So for me, if I wanted to learn the subject and get through college, as I planned, I used textbooks and needed one. Someone said it was retarded and you should just "enjoy it", but they're brain dead.I started with Algebra 2/ Calculus while I was in geometry in freshman year, and just "enjoyed it", but constantly was "bullied" by teachers, because they assumed I didn't know anything.
If not for that I would've been an idiot and looked like one. I taught myself then with a textbook, I got a for dummies book and a calculus book, taught myself the whole subject, skipped two grades, got an A and a 5 on the AP exam and those teachers can suck a cock now.
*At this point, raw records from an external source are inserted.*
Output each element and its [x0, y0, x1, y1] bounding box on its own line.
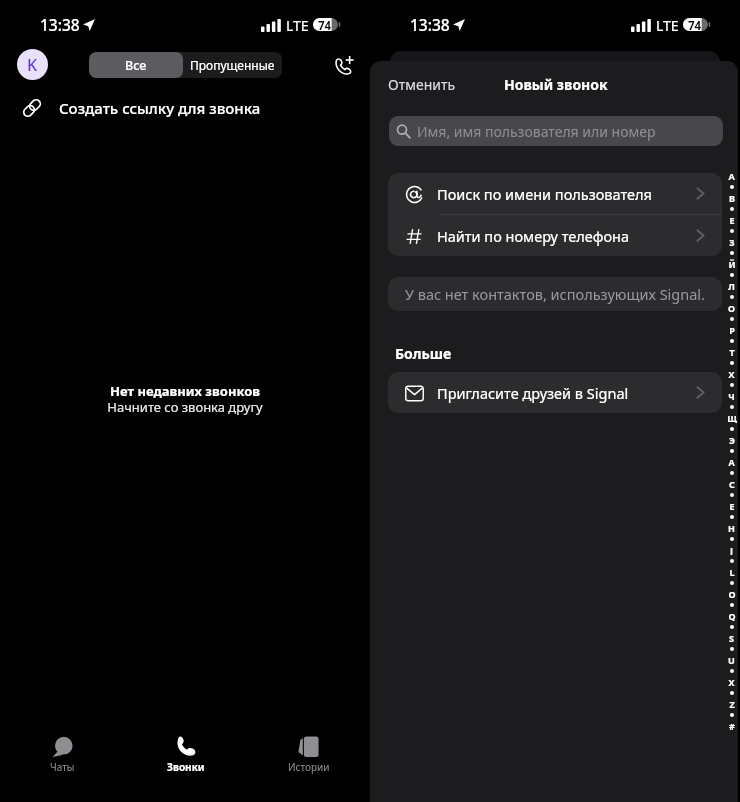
- staticText: Л: [728, 280, 735, 291]
- staticText: 13:38: [40, 14, 80, 35]
- staticText: У вас нет контактов, использующих Signal…: [405, 284, 705, 304]
- staticText: Q: [728, 610, 736, 621]
- staticText: Х: [728, 368, 735, 379]
- staticText: Р: [729, 324, 735, 335]
- button[interactable]: Поиск по имени пользователя: [388, 173, 722, 214]
- button[interactable]: Пригласите друзей в Signal: [388, 372, 722, 413]
- button[interactable]: Создать ссылку для звонка: [0, 90, 370, 126]
- staticText: S: [729, 632, 734, 643]
- staticText: J: [730, 544, 733, 555]
- staticText: З: [729, 236, 735, 247]
- staticText: K: [27, 54, 38, 76]
- staticText: Ч: [728, 390, 735, 401]
- staticText: Й: [728, 258, 736, 269]
- staticText: U: [728, 654, 735, 665]
- staticText: Найти по номеру телефона: [437, 226, 630, 246]
- staticText: LTE: [286, 16, 309, 35]
- staticText: Пригласите друзей в Signal: [437, 383, 629, 403]
- button[interactable]: Alphabet index: [723, 170, 740, 731]
- staticText: 13:38: [410, 14, 450, 35]
- staticText: L: [729, 566, 735, 577]
- staticText: #: [729, 720, 735, 731]
- staticText: В: [729, 192, 735, 203]
- button[interactable]: Все: [89, 52, 183, 78]
- staticText: 74: [688, 18, 702, 30]
- button[interactable]: Звонки: [124, 722, 247, 802]
- button[interactable]: Чаты: [0, 722, 124, 802]
- button[interactable]: Отменить: [388, 75, 456, 94]
- staticText: Имя, имя пользователя или номер: [417, 122, 656, 141]
- staticText: Чаты: [50, 760, 75, 774]
- staticText: Истории: [288, 760, 330, 774]
- staticText: Новый звонок: [504, 75, 608, 94]
- button[interactable]: Имя, имя пользователя или номер: [389, 116, 723, 146]
- button[interactable]: Пропущенные: [183, 52, 282, 78]
- staticText: Э: [729, 434, 735, 445]
- button[interactable]: Найти по номеру телефона: [388, 215, 722, 256]
- button[interactable]: New call: [326, 48, 360, 82]
- staticText: Отменить: [388, 75, 456, 94]
- button[interactable]: Profile: [17, 49, 48, 80]
- staticText: О: [728, 302, 735, 313]
- staticText: X: [728, 676, 735, 687]
- button[interactable]: Истории: [247, 722, 370, 802]
- staticText: H: [728, 522, 735, 533]
- staticText: Поиск по имени пользователя: [437, 184, 652, 204]
- staticText: Начните со звонка другу: [107, 398, 263, 416]
- staticText: Создать ссылку для звонка: [59, 98, 261, 118]
- staticText: LTE: [656, 16, 679, 35]
- staticText: A: [728, 456, 735, 467]
- staticText: Больше: [395, 344, 452, 363]
- staticText: А: [728, 170, 735, 181]
- staticText: Нет недавних звонков: [110, 382, 260, 400]
- staticText: O: [728, 588, 736, 599]
- staticText: Все: [125, 57, 147, 74]
- staticText: Z: [729, 698, 735, 709]
- staticText: 74: [318, 18, 332, 30]
- staticText: Пропущенные: [190, 57, 275, 73]
- staticText: C: [729, 478, 735, 489]
- staticText: Звонки: [167, 760, 205, 774]
- staticText: E: [729, 500, 735, 511]
- staticText: Т: [729, 346, 735, 357]
- staticText: Щ: [727, 412, 737, 423]
- staticText: Е: [729, 214, 735, 225]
Anyways, after I followed the same philosophy. Not only is it good for academia, but if you want to actually progress, you should learn the pre-reqs, like correctly.
Then again, I'm competitive, so don't listen, someones best answer was we all have our own ways.
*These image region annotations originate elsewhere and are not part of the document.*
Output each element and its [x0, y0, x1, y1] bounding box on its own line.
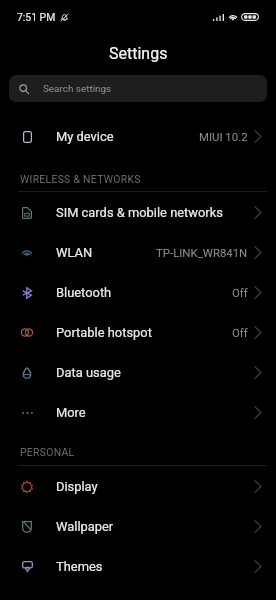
button[interactable]: WLAN [0, 232, 276, 272]
button[interactable]: Wallpaper [0, 506, 276, 546]
staticText: Search settings [43, 83, 112, 95]
staticText: Portable hotspot [56, 325, 152, 340]
staticText: Settings [109, 44, 168, 63]
button[interactable]: SIM cards & mobile networks [0, 192, 276, 232]
button[interactable]: Portable hotspot [0, 312, 276, 352]
staticText: Display [56, 479, 98, 494]
staticText: Off [232, 286, 248, 299]
staticText: MIUI 10.2 [199, 130, 248, 143]
button[interactable]: Display [0, 466, 276, 506]
staticText: Off [232, 326, 248, 339]
staticText: More [56, 405, 86, 420]
staticText: WLAN [56, 245, 93, 260]
staticText: PERSONAL [20, 446, 75, 458]
staticText: Bluetooth [56, 285, 112, 300]
button[interactable]: My device [0, 116, 276, 156]
button[interactable]: Themes [0, 546, 276, 586]
button[interactable]: Search settings [9, 75, 267, 102]
staticText: WIRELESS & NETWORKS [20, 173, 141, 185]
staticText: Data usage [56, 365, 121, 380]
button[interactable]: Bluetooth [0, 272, 276, 312]
staticText: Themes [56, 559, 103, 574]
staticText: SIM cards & mobile networks [56, 205, 223, 220]
button[interactable]: Data usage [0, 352, 276, 392]
staticText: TP-LINK_WR841N [156, 246, 248, 259]
button[interactable]: More [0, 392, 276, 432]
staticText: Wallpaper [56, 519, 114, 534]
staticText: 7:51 PM [17, 11, 56, 23]
staticText: My device [56, 129, 114, 144]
But if you want to be master, I just did textbooks and text notes. To learn at surface level you watch lectures or learn leisurely for fun, you will certainly be very good at subsets of a subject, but won't be good nor a master of a subject as a whole.
And I'm not saying as if you aren't a genius who could fill in the rest, no. Lectures and Leisurely offer a fraction, you don't know what you don't know.
A textbook has everything you need a good amount of times, and more.
If you want to master it, I suggest get a textbook for BARE MINIMUM, a reference.
I also went through HS with textbooks in general not just math, for each subject, I have ADHD, and hate teachers, so I would just not listen and come home before a test and read the textbook with everything.
I also have looked at other subjects with this method. With STEM, it's a guarantee work. Note this is different for other subjects ok.
Like CS, you don't use textbooks, nor does anyone, it's more practice and idfk, I just know for sure they don't use textbooks.